On se demande par où on commence la promenade. Il suggère, amusé et assuré, d’une voix pas très grave pour son gabarit : « Si on reste ici, ça sera pas long qu’il va se passer quelque chose. » L’observation en vaudrait la peine, sauf qu’il fait chaud en capitaine sur un coin de rue durant la canicule. On se prend une six de rousse au dépanneur (qui a des allées en zigzag pour prévenir le vol de boisson), pis on va à l’ombre, près des fontaines dans le nouveau parc situé entre Dorion et De Lorimier.

– J’ai eu un appart sur Wurtele pendant un an, un autre sur Champlain, deux apparts sur Iberville, un en face de l’autre; je sais pas trop pourquoi, mais à un moment donné, j’ai décidé de déménager en face. On a charrié mon stock à bras. Pis j’ai habité à côté du parc sur Cartier, mais ça, c’était il y a, quoi… douze ans? Ce parc-là, c’est nouveau. Avant, ici, il y avait des commerces qui faisaient du blanchiment d’argent et qui appartenaient aux Hell’s, mais ils ont tous été rasés un par un. Après, ç’a été un terrain vague pendant plusieurs années, avant que ça devienne un parc. C’est une bonne affaire.
– Pourquoi t’es resté dans le quartier aussi longtemps?
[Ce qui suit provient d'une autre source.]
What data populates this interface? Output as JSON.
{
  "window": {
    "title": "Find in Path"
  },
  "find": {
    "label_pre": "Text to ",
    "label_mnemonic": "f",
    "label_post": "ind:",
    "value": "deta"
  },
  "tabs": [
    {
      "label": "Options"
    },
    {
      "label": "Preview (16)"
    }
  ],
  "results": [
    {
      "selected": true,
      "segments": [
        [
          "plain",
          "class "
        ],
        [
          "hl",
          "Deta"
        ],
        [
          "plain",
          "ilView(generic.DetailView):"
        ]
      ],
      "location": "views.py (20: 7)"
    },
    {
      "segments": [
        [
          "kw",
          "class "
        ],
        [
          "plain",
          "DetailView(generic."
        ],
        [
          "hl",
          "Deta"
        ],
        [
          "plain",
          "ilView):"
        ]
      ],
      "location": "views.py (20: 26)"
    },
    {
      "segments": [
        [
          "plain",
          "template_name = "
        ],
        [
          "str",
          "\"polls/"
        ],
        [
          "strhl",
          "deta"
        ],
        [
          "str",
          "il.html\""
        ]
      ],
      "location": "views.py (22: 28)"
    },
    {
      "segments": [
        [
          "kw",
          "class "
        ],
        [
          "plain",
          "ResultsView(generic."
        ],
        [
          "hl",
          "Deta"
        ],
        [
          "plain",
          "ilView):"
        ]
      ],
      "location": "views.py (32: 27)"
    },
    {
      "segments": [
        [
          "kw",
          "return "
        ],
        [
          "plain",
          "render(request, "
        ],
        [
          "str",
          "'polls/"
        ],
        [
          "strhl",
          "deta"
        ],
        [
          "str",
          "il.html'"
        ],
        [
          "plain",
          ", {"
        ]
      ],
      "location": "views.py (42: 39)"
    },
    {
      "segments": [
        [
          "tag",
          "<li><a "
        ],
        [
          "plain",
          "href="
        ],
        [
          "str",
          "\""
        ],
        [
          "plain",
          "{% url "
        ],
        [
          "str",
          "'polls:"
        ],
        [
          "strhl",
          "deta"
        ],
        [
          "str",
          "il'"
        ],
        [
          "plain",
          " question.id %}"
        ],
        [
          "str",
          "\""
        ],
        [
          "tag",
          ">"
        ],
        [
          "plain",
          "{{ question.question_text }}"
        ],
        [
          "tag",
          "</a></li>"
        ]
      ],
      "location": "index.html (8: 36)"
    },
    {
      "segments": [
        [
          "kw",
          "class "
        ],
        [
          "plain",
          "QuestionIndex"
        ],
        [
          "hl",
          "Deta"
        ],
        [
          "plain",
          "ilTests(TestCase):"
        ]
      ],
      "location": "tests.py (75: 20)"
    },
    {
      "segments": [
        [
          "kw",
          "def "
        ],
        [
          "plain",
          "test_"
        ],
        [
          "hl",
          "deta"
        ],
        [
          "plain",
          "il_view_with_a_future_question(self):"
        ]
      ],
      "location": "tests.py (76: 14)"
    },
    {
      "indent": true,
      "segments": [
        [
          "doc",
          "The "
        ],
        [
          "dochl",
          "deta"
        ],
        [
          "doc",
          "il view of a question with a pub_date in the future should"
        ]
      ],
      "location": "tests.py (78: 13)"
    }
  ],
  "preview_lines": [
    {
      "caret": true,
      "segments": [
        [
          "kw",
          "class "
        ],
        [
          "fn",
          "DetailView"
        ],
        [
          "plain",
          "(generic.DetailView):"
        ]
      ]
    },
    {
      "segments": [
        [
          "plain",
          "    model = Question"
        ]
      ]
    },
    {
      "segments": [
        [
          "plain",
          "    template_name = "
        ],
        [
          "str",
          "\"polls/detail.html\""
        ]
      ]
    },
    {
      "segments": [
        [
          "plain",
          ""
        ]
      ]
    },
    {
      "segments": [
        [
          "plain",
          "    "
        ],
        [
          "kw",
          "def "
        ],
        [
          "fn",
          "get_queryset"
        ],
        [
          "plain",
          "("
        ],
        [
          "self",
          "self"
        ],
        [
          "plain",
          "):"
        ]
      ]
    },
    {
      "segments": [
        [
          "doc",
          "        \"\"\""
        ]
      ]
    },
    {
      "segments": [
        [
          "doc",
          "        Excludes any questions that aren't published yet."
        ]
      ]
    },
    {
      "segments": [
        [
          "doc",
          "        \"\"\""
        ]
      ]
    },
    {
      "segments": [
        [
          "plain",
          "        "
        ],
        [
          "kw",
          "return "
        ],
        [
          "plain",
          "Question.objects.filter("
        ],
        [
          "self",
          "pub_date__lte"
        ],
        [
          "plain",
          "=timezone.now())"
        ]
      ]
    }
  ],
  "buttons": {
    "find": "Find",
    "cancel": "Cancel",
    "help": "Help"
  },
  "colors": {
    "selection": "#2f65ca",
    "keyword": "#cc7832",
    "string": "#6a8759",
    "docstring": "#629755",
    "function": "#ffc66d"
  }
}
– Ben les apparts étaient cheaps pis on n’avait pas d’argent : on a trouvé un grand 6½ avec un balcon à l’avant et un autre à l’arrière pour 500 $ par mois. Il était super beau, super éclairé, il y avait un accès au toit. Je sais pas combien c’est rendu aujourd’hui, mais ça doit être quelque chose comme 1000 $.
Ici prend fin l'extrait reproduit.